2. The low temperature of the process, not exceeding 50 ^o C in the volume of the furnace, which is 25-30 times lower than the temperature of the known process.

 3. The adjustable process of graphite expansion. Depending on the irradiation time and power, expanded graphite with a given bulk density can be obtained.

 4. High percentage of finished product. In fact, 100% yield of expanded graphite according to the invention puts it in the category of the most promising. In relation to the known method, the yield is 1.5-2 times higher.

 5. Obtaining expanded graphite of any grades and deposits, including synthetic pyrographites, which is impossible to obtain by a known method.

 6. Small overall dimensions of expanded graphite production devices. In relation to known methods and devices, the proposed installation takes 50-100 times less volume.

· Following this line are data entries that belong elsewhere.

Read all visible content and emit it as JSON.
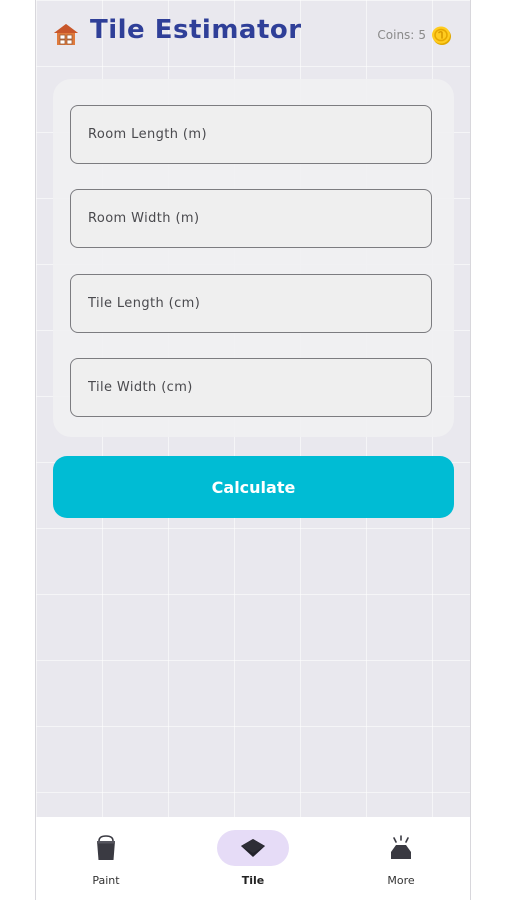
{
  "header": {
    "title": "Tile Estimator",
    "logo_icon": "house-tiles-icon",
    "coins_label": "Coins:",
    "coins_value": "5",
    "coin_icon": "gold-coin-icon"
  },
  "form": {
    "fields": [
      {
        "placeholder": "Room Length (m)",
        "value": ""
      },
      {
        "placeholder": "Room Width (m)",
        "value": ""
      },
      {
        "placeholder": "Tile Length (cm)",
        "value": ""
      },
      {
        "placeholder": "Tile Width (cm)",
        "value": ""
      }
    ],
    "submit_label": "Calculate"
  },
  "nav": {
    "items": [
      {
        "label": "Paint",
        "icon": "paint-bucket-icon",
        "active": false
      },
      {
        "label": "Tile",
        "icon": "tile-icon",
        "active": true
      },
      {
        "label": "More",
        "icon": "more-icon",
        "active": false
      }
    ]
  },
  "colors": {
    "title": "#2f3f98",
    "primary_button": "#00bcd4",
    "active_nav_pill": "#e6dcf7",
    "background": "#e9e8ee"
  }
}
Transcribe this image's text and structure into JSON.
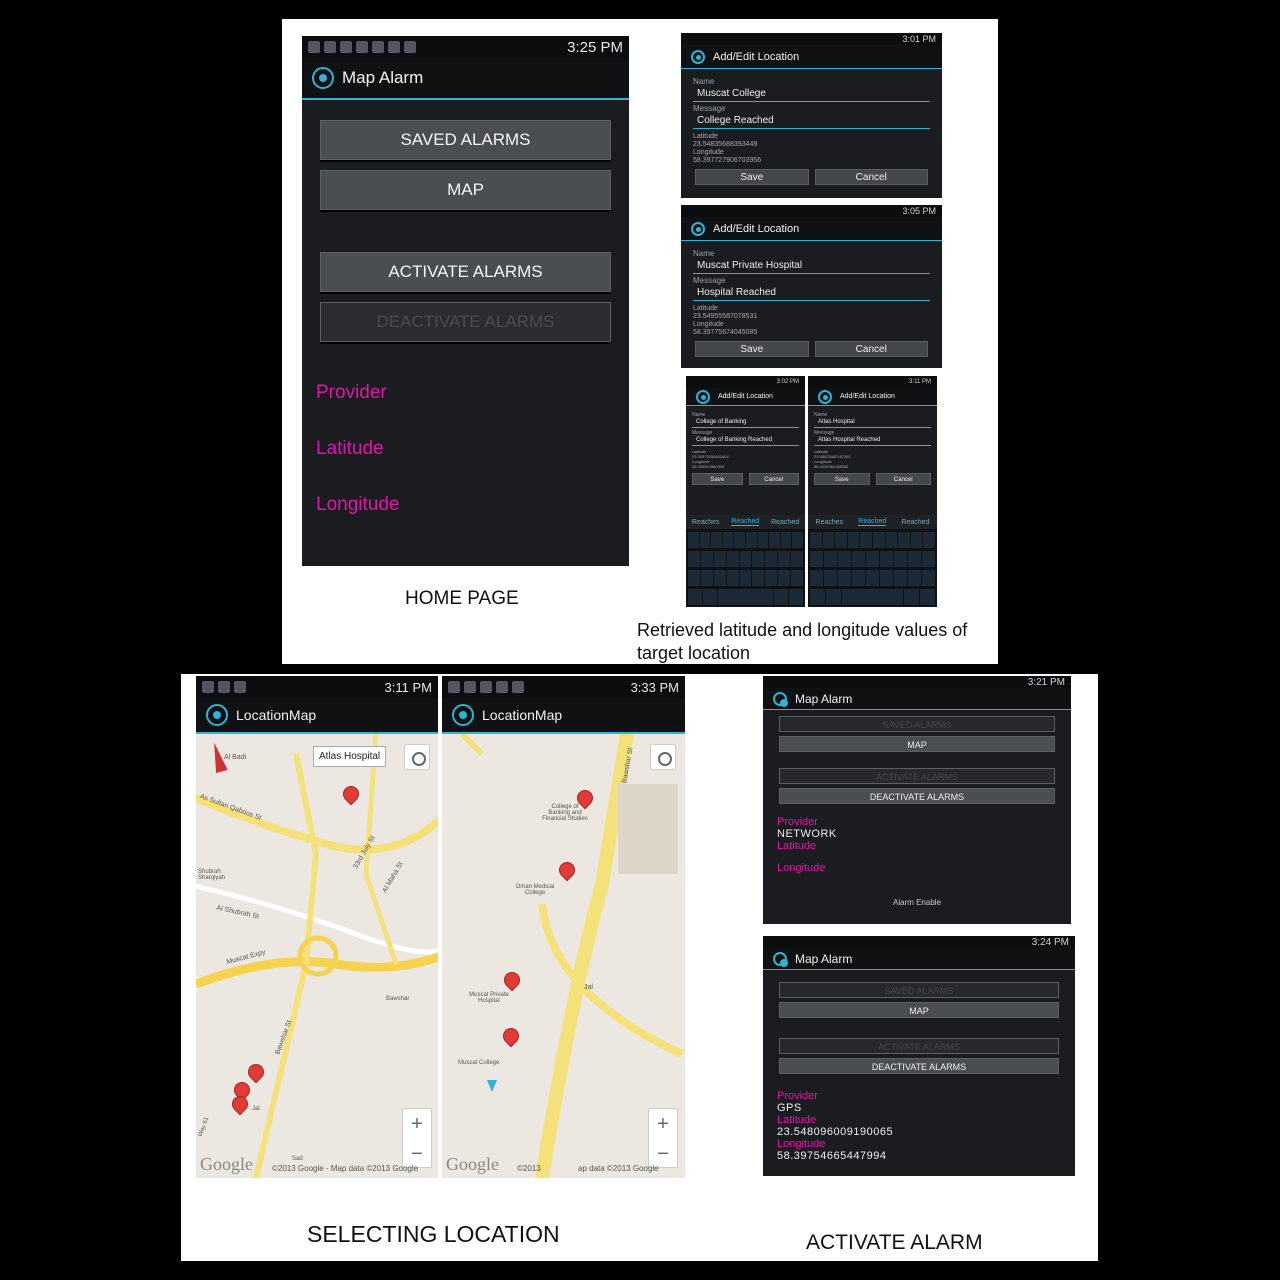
{
  "home": {
    "status_time": "3:25 PM",
    "app_title": "Map Alarm",
    "buttons": {
      "saved": "SAVED ALARMS",
      "map": "MAP",
      "activate": "ACTIVATE ALARMS",
      "deactivate": "DEACTIVATE ALARMS"
    },
    "labels": {
      "provider": "Provider",
      "latitude": "Latitude",
      "longitude": "Longitude"
    },
    "caption": "HOME PAGE"
  },
  "edit_screens": {
    "title": "Add/Edit Location",
    "name_label": "Name",
    "message_label": "Message",
    "latitude_label": "Latitude",
    "longitude_label": "Longitude",
    "save": "Save",
    "cancel": "Cancel",
    "items": [
      {
        "time": "3:01 PM",
        "name": "Muscat College",
        "message": "College Reached",
        "lat": "23.5483568839344​9",
        "lng": "58.39772790670395​6"
      },
      {
        "time": "3:05 PM",
        "name": "Muscat Private Hospital",
        "message": "Hospital Reached",
        "lat": "23.5495558707853​1",
        "lng": "58.39775674045085"
      },
      {
        "time": "3:02 PM",
        "name": "College of Banking",
        "message": "College of Banking Reached",
        "lat": "23.553732544016​04",
        "lng": "58.39881258030​9"
      },
      {
        "time": "3:11 PM",
        "name": "Atlas Hospital",
        "message": "Atlas Hospital Reached",
        "lat": "23.580234821​57392",
        "lng": "58.43319811586​52"
      }
    ],
    "suggestions": [
      "Reaches",
      "Reached",
      "Reached"
    ],
    "caption": "Retrieved latitude and longitude values of target location"
  },
  "maps": {
    "title": "LocationMap",
    "left_time": "3:11 PM",
    "right_time": "3:33 PM",
    "callout": "Atlas Hospital",
    "google": "Google",
    "copyright": "©2013 Google - Map data ©2013 Google",
    "right_copyright_a": "©2013",
    "right_copyright_b": "ap data ©2013 Google",
    "street_left": [
      "Al Badi",
      "As Sultan Qaboos St",
      "Shubrah Sharqiyah",
      "Al Shubrah St",
      "Muscat Expy",
      "Bawshar St",
      "Bawshar",
      "Way 61",
      "Jal",
      "Sad",
      "33rd July St",
      "Al Maha St"
    ],
    "places_right": [
      "College of Banking and Financial Studies",
      "Oman Medical College",
      "Muscat Private Hospital",
      "Muscat College",
      "Jal",
      "Bawshar St"
    ],
    "zoom_plus": "+",
    "zoom_minus": "−",
    "caption": "SELECTING LOCATION"
  },
  "activate": {
    "title": "Map Alarm",
    "top": {
      "time": "3:21 PM",
      "provider_label": "Provider",
      "provider": "NETWORK",
      "latitude_label": "Latitude",
      "longitude_label": "Longitude",
      "footer": "Alarm Enable"
    },
    "bottom": {
      "time": "3:24 PM",
      "provider_label": "Provider",
      "provider": "GPS",
      "latitude_label": "Latitude",
      "latitude": "23.548096009190065",
      "longitude_label": "Longitude",
      "longitude": "58.39754665447994"
    },
    "buttons": {
      "saved": "SAVED ALARMS",
      "map": "MAP",
      "activate": "ACTIVATE ALARMS",
      "deactivate": "DEACTIVATE ALARMS"
    },
    "caption": "ACTIVATE ALARM"
  },
  "colors": {
    "accent": "#2fb3d6",
    "label": "#e016a8",
    "pin": "#e23a36"
  }
}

 7. The ability to install equipment on ships, aircraft, helicopters and other mobile vehicles. Compactness and low power consumption allow you to get graphite expansion at any place of their application, for example, when collecting spilled oil from the surface of the water. Known methods do not have such an opportunity.

 8. The proposed method for expanding graphite does not have an induction period of heating and the process starts from the moment the radiation is turned on, which reduces the duration of the process and is fundamentally impossible in the known methods.

Claims (3)

 1. A method of producing expanded graphite, comprising treating a powder of natural or artificial graphite with an oxidizing solution and subsequent heat treatment, characterized in that the heat treatment is carried out by irradiation with ultra-high frequencies. 2. The method according to claim 1, characterized in that the irradiation is carried out at frequencies of 1 • 10 ⁹ 1.5 • 10 ^{1 1} Hz.  3. The method according to p. 1, characterized in that the average consumed radiation power is selected in the range of 250 to 5000 watts.